I’m glad no one had that attitude in previous centuries. We’d still be bleeding patients and traveling by stagecoach.

There aren’t many films or novels these days whose protagonists are headstrong researchers pursuing knowledge and advancement at any costs,  even though  the achievements of Western civilization rely on headstrong researchers pursuing knowledge and advancement at any costs.* When did you last see a film or read a book in which the bad guys warned against scientific hubris, in which the antagonist was the guy who tries to thwart the geneticist from conducting a human experiment?

Not in America. For that, you need to go to Japan:

If you haven’t seen it or read it, I highly recommend Paprika. The story follows two psychiatrists who have invented devices that allow people to watch, record, and even enter one another’s dreams. The antagonist is Dr. Inui, a wheelchair-bound purist who believes the devices are unethical and dangerous, and who will go to great lengths—even murder—to stop the devices from being used. Inui considers himself the “protector of human dreams” from the audacity of science. The book describes him as “obsessed with justice” to a “dangerous” degree. He delivers puritanical speeches against the pro-research protagonists:

You see yourselves as brave pioneers riding on the leading edge of discovery! Where’s your sense of social responsibility? You should be ashamed to call yourselves scientists!

He critiques the Western notion of scientific genius from a Marxist perspective:

You seem to think you developed the devices all by yourself, but that’s merely the product of vanity.

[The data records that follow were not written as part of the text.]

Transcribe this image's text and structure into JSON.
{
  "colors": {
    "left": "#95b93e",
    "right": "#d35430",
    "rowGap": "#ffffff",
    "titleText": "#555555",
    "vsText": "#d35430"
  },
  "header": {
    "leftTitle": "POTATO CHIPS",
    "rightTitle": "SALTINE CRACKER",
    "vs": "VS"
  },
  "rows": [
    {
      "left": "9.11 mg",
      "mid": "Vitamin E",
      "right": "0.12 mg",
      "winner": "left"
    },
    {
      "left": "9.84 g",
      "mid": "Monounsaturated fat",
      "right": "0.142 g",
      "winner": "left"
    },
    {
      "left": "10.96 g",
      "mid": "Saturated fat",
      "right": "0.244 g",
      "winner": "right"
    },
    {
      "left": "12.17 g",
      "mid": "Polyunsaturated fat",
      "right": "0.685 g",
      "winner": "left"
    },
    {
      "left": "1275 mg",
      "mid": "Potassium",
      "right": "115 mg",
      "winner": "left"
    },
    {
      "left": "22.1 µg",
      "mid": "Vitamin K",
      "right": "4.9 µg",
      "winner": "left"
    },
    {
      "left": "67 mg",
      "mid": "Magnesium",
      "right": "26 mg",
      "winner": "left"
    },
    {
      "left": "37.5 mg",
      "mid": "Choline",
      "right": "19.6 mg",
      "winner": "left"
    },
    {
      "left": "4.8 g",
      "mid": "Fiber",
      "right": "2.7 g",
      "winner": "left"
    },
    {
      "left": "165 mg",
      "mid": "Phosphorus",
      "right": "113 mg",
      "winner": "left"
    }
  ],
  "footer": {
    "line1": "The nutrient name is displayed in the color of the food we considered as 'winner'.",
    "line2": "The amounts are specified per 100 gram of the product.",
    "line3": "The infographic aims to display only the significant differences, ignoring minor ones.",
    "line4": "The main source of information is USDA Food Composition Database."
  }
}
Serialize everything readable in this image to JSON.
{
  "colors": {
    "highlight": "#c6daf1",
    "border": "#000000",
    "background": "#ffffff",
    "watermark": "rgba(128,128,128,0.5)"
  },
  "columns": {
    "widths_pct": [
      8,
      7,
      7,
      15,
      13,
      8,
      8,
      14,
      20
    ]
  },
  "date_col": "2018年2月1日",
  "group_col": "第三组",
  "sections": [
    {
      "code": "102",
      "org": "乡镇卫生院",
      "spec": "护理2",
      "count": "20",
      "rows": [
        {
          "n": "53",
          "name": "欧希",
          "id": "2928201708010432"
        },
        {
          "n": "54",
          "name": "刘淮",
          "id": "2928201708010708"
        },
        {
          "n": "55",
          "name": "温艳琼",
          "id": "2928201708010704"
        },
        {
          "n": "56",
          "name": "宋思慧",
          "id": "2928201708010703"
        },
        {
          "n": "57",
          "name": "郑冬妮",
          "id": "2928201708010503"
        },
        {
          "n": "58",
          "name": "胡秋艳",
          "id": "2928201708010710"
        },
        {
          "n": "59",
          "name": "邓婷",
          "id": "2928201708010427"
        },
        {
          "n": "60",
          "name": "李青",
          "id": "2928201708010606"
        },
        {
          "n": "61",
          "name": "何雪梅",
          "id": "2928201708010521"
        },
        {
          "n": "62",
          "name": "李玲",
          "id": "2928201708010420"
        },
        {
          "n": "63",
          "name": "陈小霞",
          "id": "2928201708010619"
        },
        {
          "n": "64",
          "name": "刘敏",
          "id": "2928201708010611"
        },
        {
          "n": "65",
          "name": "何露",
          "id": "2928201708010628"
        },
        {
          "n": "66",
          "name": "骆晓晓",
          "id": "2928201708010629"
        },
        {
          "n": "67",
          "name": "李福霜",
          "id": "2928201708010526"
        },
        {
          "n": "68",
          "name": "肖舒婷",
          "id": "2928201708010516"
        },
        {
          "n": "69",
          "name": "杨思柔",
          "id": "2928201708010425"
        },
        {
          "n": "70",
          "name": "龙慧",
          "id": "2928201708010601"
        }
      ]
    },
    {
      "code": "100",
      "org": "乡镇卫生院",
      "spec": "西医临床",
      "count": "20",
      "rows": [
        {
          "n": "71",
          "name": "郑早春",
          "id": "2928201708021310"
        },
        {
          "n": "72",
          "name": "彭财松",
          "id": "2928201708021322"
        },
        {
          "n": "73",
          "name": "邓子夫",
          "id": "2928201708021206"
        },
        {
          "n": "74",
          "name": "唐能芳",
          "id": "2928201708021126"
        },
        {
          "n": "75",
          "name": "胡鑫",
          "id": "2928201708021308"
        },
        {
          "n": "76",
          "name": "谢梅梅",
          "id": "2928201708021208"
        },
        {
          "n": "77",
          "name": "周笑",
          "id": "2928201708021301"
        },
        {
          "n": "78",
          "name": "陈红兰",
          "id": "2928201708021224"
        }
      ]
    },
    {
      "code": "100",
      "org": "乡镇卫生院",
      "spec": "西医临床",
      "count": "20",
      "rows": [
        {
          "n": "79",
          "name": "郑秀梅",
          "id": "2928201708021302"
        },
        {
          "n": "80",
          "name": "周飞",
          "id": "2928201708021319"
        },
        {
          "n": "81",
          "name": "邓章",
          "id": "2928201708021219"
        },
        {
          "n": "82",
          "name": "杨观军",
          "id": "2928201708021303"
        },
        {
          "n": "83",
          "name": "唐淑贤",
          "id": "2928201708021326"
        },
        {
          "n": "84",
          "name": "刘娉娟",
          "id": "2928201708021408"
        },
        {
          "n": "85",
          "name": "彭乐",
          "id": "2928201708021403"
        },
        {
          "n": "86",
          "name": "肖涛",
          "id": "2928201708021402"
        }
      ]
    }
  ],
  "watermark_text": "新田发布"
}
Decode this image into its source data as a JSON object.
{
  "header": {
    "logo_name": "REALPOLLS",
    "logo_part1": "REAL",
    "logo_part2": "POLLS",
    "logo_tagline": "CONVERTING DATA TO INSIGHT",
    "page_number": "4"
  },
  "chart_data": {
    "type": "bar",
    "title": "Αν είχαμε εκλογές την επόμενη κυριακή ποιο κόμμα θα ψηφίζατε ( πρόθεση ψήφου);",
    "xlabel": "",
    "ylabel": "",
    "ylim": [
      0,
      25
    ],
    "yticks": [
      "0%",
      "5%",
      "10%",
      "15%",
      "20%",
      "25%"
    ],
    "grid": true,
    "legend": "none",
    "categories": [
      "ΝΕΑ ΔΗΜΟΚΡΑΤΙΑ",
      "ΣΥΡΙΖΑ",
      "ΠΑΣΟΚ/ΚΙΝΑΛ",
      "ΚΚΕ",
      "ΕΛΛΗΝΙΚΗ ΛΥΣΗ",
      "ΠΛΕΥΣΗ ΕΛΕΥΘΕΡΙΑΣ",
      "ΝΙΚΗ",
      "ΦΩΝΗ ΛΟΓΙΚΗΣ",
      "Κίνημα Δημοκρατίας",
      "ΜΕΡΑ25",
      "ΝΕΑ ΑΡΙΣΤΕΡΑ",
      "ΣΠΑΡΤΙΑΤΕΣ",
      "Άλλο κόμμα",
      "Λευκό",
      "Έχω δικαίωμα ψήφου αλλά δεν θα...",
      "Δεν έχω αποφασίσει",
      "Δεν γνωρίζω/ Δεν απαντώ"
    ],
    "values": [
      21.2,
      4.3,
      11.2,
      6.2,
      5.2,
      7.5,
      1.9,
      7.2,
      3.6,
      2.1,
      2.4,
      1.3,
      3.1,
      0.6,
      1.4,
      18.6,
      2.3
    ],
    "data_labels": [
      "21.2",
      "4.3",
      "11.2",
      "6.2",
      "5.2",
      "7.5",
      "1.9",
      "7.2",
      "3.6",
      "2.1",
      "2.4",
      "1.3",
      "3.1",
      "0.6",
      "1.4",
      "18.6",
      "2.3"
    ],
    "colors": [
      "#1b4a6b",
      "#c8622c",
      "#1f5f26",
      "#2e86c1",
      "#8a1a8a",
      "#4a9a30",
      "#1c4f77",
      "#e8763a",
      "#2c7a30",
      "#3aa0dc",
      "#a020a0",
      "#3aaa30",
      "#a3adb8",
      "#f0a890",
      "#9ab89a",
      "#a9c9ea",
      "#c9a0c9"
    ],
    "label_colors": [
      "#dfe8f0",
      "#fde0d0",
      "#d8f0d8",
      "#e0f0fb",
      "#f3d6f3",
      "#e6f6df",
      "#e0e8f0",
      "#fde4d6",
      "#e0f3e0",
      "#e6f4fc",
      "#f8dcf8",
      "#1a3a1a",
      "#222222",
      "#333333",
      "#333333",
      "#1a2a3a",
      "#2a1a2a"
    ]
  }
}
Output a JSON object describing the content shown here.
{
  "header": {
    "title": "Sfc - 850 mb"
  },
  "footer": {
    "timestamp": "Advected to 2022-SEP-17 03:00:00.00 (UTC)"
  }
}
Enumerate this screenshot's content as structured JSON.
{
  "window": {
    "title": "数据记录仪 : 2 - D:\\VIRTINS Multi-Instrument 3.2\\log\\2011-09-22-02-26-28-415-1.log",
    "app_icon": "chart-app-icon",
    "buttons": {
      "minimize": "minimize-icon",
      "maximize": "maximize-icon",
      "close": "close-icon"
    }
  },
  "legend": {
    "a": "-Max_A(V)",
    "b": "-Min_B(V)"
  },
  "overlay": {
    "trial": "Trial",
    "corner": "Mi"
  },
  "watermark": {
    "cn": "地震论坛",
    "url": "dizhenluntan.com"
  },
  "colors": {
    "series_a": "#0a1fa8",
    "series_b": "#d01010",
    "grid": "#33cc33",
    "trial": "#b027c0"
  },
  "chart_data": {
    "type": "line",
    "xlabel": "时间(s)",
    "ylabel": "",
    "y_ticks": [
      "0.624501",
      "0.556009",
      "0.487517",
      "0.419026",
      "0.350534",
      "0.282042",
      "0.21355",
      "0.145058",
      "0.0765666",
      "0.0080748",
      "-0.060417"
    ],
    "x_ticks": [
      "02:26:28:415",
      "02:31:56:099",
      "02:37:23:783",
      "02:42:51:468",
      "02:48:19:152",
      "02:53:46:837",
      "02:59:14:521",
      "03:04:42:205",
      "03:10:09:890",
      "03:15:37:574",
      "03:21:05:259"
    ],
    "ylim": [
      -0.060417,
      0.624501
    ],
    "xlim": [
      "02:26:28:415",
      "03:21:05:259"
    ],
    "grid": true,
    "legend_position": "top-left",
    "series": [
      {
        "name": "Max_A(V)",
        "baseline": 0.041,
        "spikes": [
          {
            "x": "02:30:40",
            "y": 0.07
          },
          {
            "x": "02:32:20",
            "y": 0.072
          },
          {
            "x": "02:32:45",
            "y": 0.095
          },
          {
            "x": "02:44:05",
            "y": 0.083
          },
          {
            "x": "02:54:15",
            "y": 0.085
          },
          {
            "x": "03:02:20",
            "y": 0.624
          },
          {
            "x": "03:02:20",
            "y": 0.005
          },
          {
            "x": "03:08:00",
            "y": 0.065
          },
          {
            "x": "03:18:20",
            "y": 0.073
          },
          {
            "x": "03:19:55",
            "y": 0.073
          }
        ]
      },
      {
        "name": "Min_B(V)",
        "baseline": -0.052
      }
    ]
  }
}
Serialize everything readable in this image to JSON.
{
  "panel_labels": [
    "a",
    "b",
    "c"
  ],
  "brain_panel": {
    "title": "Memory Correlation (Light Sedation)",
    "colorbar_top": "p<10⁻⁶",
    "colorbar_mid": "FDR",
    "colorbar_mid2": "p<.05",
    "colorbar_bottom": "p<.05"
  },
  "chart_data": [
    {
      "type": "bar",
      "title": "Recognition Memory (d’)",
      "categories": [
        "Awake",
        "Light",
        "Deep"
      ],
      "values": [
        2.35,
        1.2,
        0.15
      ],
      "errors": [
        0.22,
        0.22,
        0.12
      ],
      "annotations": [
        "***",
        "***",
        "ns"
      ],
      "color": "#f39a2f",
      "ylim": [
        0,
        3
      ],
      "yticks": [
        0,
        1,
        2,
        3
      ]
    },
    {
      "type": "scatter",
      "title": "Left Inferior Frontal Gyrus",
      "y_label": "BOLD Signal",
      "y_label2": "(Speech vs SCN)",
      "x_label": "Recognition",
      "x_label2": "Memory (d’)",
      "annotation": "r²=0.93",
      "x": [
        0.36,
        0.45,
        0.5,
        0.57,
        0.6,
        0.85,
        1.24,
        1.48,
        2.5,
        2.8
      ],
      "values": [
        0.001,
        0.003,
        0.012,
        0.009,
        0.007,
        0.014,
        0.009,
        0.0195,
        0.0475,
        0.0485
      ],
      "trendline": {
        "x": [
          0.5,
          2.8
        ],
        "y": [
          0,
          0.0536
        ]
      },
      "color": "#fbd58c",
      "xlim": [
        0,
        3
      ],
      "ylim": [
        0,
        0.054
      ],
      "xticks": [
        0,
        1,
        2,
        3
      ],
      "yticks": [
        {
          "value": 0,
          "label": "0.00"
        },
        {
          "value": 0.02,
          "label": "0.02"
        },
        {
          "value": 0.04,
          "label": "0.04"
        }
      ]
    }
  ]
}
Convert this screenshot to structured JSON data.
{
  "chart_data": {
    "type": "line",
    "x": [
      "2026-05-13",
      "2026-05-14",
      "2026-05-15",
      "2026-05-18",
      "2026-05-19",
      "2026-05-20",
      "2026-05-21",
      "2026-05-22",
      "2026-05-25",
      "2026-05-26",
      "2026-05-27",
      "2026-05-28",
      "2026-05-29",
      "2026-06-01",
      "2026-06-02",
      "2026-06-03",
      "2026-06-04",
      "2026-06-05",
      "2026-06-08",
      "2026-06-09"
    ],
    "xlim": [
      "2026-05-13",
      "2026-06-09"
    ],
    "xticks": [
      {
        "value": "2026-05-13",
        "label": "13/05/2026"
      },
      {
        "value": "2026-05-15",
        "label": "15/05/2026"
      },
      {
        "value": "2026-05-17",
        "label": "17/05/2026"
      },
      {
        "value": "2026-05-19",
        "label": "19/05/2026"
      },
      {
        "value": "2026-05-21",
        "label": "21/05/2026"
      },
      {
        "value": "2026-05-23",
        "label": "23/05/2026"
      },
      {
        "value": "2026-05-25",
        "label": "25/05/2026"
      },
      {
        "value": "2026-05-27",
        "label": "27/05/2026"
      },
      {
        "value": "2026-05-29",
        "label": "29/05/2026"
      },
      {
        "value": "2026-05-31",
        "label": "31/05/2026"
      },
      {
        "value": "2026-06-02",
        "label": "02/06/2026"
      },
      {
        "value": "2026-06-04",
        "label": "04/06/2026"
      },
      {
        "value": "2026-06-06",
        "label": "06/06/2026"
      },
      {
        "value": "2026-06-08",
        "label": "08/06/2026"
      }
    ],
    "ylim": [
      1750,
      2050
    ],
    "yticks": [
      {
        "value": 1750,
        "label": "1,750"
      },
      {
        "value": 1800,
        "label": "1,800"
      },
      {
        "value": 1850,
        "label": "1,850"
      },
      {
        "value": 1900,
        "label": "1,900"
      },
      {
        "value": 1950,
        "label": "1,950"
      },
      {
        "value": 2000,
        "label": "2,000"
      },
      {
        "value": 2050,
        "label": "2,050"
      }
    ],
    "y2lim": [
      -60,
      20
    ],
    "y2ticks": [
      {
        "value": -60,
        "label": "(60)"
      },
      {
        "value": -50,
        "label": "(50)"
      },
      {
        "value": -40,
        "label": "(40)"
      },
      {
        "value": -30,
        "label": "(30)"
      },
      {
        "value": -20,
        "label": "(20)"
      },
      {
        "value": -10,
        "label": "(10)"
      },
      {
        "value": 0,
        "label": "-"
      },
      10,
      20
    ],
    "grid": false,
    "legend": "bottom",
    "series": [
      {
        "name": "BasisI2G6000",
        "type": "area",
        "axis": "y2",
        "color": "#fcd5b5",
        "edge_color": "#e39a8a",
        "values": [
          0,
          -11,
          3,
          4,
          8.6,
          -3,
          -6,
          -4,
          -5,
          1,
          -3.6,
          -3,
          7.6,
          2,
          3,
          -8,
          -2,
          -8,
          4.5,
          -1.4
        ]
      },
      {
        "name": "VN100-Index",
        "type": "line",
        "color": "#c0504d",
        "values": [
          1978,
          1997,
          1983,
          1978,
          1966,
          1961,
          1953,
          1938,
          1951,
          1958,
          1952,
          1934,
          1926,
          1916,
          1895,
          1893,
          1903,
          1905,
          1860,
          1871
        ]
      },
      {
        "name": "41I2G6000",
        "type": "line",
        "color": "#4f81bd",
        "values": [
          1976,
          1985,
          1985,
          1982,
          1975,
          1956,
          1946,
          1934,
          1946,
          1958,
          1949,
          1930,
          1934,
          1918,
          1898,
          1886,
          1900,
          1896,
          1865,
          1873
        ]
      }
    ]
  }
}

You didn’t. What about the investors who provided all the funds, the engineers who installed the equipment, the assistants, even the cleaning ladies? You can’t claim the invention as your own.

“You didn’t build that!”

In other words, Inui is the Cathderal. And he’s the bad guy. Don’t expect authors outside the Sinosphere to start putting words like the ones above into the mouths of anyone but their holier-than-thou, anti-scientific heroes.

*TV medical dramas are the exception to this new rule. House and Doc Martin are especially enjoyable; both characters care far more about science and medicine than they do about bedside manners or ethics committees.